Context: The Government has recently announced the appointment of new Governors to Twelve states and the Union Territory of Ladakh.
How is the Governor of a State Appointed?
- Article 153 of the Constitution states that “There shall be a Governor for each State.”
- A 1956 amendment laid down that “nothing in Article 153 shall prevent the appointment of the same person as Governor for two or more States”.
- Article 155 states that the “Governor of a State shall be appointed by the President by warrant under his hand and seal”.
- Under Article 156, “the Governor shall hold office during the pleasure of the President”, but his normal term of office will be five years.

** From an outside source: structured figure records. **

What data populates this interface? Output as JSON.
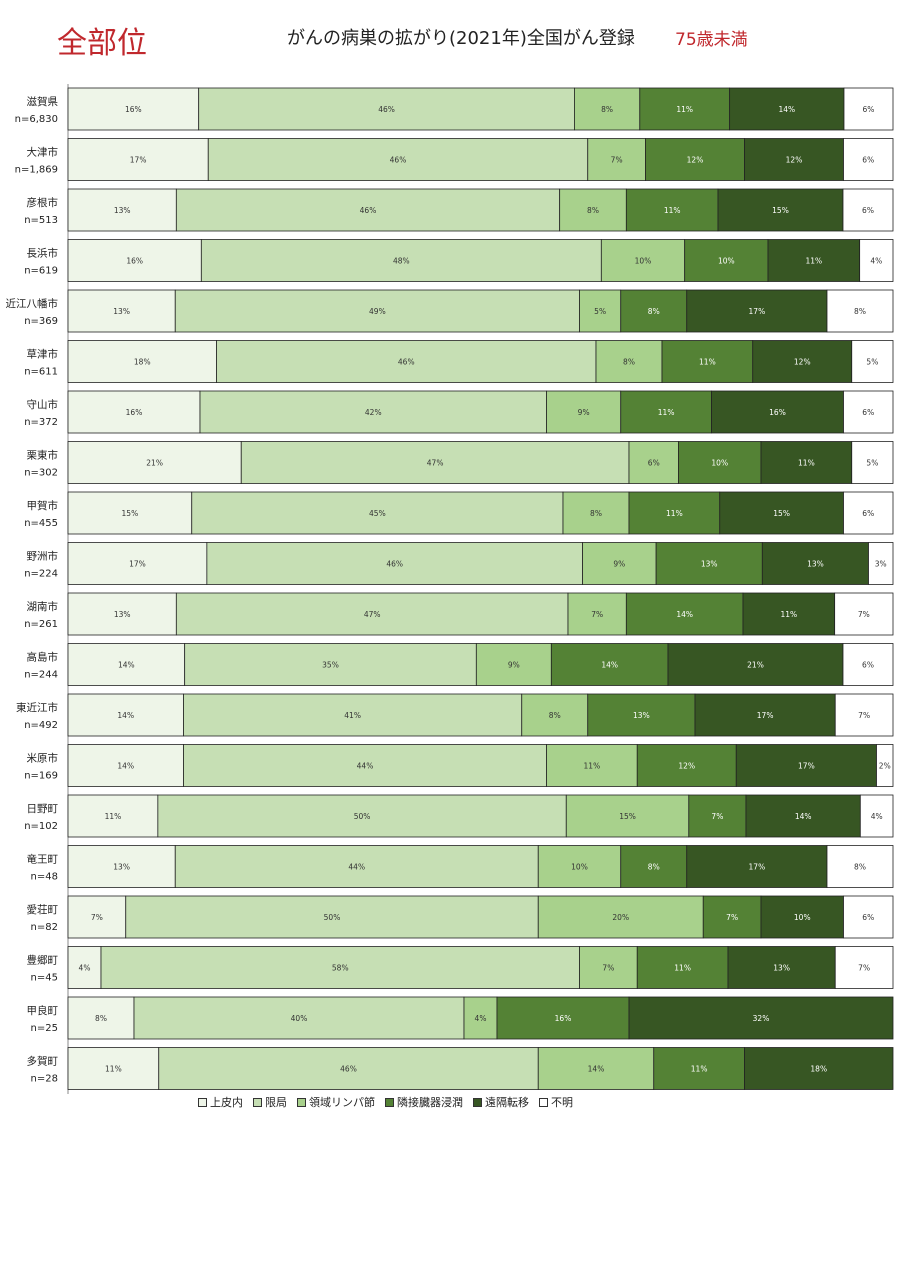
{
  "header": {
    "site_label": "全部位",
    "title": "がんの病巣の拡がり(2021年)全国がん登録",
    "age_group": "75歳未満"
  },
  "colors": [
    "#eef5e8",
    "#c6dfb4",
    "#a8d18c",
    "#548235",
    "#375623",
    "#ffffff"
  ],
  "chart_data": {
    "type": "bar",
    "orientation": "horizontal",
    "stacked": "percent",
    "grid": false,
    "legend_position": "bottom",
    "categories": [
      {
        "name": "滋賀県",
        "n": "n=6,830"
      },
      {
        "name": "大津市",
        "n": "n=1,869"
      },
      {
        "name": "彦根市",
        "n": "n=513"
      },
      {
        "name": "長浜市",
        "n": "n=619"
      },
      {
        "name": "近江八幡市",
        "n": "n=369"
      },
      {
        "name": "草津市",
        "n": "n=611"
      },
      {
        "name": "守山市",
        "n": "n=372"
      },
      {
        "name": "栗東市",
        "n": "n=302"
      },
      {
        "name": "甲賀市",
        "n": "n=455"
      },
      {
        "name": "野洲市",
        "n": "n=224"
      },
      {
        "name": "湖南市",
        "n": "n=261"
      },
      {
        "name": "高島市",
        "n": "n=244"
      },
      {
        "name": "東近江市",
        "n": "n=492"
      },
      {
        "name": "米原市",
        "n": "n=169"
      },
      {
        "name": "日野町",
        "n": "n=102"
      },
      {
        "name": "竜王町",
        "n": "n=48"
      },
      {
        "name": "愛荘町",
        "n": "n=82"
      },
      {
        "name": "豊郷町",
        "n": "n=45"
      },
      {
        "name": "甲良町",
        "n": "n=25"
      },
      {
        "name": "多賀町",
        "n": "n=28"
      }
    ],
    "series": [
      {
        "name": "上皮内",
        "values": [
          16,
          17,
          13,
          16,
          13,
          18,
          16,
          21,
          15,
          17,
          13,
          14,
          14,
          14,
          11,
          13,
          7,
          4,
          8,
          11
        ]
      },
      {
        "name": "限局",
        "values": [
          46,
          46,
          46,
          48,
          49,
          46,
          42,
          47,
          45,
          46,
          47,
          35,
          41,
          44,
          50,
          44,
          50,
          58,
          40,
          46
        ]
      },
      {
        "name": "領域リンパ節",
        "values": [
          8,
          7,
          8,
          10,
          5,
          8,
          9,
          6,
          8,
          9,
          7,
          9,
          8,
          11,
          15,
          10,
          20,
          7,
          4,
          14
        ]
      },
      {
        "name": "隣接臓器浸潤",
        "values": [
          11,
          12,
          11,
          10,
          8,
          11,
          11,
          10,
          11,
          13,
          14,
          14,
          13,
          12,
          7,
          8,
          7,
          11,
          16,
          11
        ]
      },
      {
        "name": "遠隔転移",
        "values": [
          14,
          12,
          15,
          11,
          17,
          12,
          16,
          11,
          15,
          13,
          11,
          21,
          17,
          17,
          14,
          17,
          10,
          13,
          32,
          18
        ]
      },
      {
        "name": "不明",
        "values": [
          6,
          6,
          6,
          4,
          8,
          5,
          6,
          5,
          6,
          3,
          7,
          6,
          7,
          2,
          4,
          8,
          6,
          7,
          0,
          0
        ]
      }
    ]
  }
}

- If the President withdraws his/her pleasure before the completion of five years, the Governor has to step down.
- Since the President acts on the aid and advice of the Prime Minister and the Union Council of Ministers, in effect, the Governor is appointed and removed by the central government.
- Articles 157 and 158 lay down the qualifications of the Governor and the conditions of his office.
- The Governor must be a citizen of India and should have completed the age of 35 years.
- The Governor should not be a Member of Parliament or a state legislature.
- He must not hold any other office of profit.
Relationship between the Governor and the State Government
- The position of the Governor is envisaged as an apolitical head who must act on the advice of the Council of Ministers of the state.
- The Governor has a dual role to play:
- He is the constitutional head of the state, bound by the advice of his council of ministers.
- He functions as a vital link between the Union Government and the State Government.
- Added to this, the Governor enjoys certain powers under the Constitution such as:
- Giving or withholding assent to a Bill passed by the state legislature;
- Determining the time needed for a party to prove its majority in the state Assembly; or,
- In cases such as a hung verdict in an election, which party must be called first to form the government.
Powers of the Governor
- The Governor has the power to grant pardons, reprieve, etc. (Article 161).
- There is a Council of Ministers with the CM at the head to aid and advise the Governor in the exercise of his functions, except some conditions for discretion. (Article 163).
- The Governor appoints the Chief Minister and other Ministers (Article 164).
- Governor assents, withholds assent, or reserves the bill for the consideration of the President passed by the Legislative Assembly (Article 200).
- Governors may promulgate the Ordinances under certain circumstances (Article 213).
Friction Points in Governor-State Relations
- There are no provisions laid down for the manner in which the Governor and the state must engage publicly when there is a difference of opinion.
- The Governor has a 5-year tenure, but he/she can remain in office only until the pleasure of the President.
- In 2001, the National Commission to Review the Working of the Constitution held that the Governor owes his appointment and his continuation to the Union.
- There is the apprehension that he is likely to act in accordance with the instructions received from the Union Council of Ministers.
- In the Constitution, there are no guidelines for exercise of the Governor’s powers, including for appointing a CM or dissolving the Assembly.
- There is no limit set for how long a Governor can withhold assent to a Bill.
- The Governor sends a report for invoking Article 356 (President’s Rule) to the centre on the basis of the Union cabinet’s recommendations.
Various Committees and their Recommendations on Selection of Governors
- NCRWC: The National Commission to Review the Working of the Constitution appointed in 2000 suggested that the Governor of a State should be appointed by the President, after consultation with the Chief Minister of that State.
- Sarkaria Commission: The Sarkaria Commission, 1983 proposed that the Vice President of India and Speaker of Lok Sabha should be consulted by the Prime Minister in the selection of Governors.
- Punchhi Commission: The committee proposed in its report that a committee comprising the Prime Minister, Home Minister, Vice President, Speaker, and the concerned Chief Minister should choose the Governor.
- The Punchhi Committee recommended deleting the “Doctrine of Pleasure” from the Constitution, but backed the right of the Governor to sanction the prosecution of ministers against the advice of the state government.
- It also argued for a provision for impeachment of the Governor by the state legislature.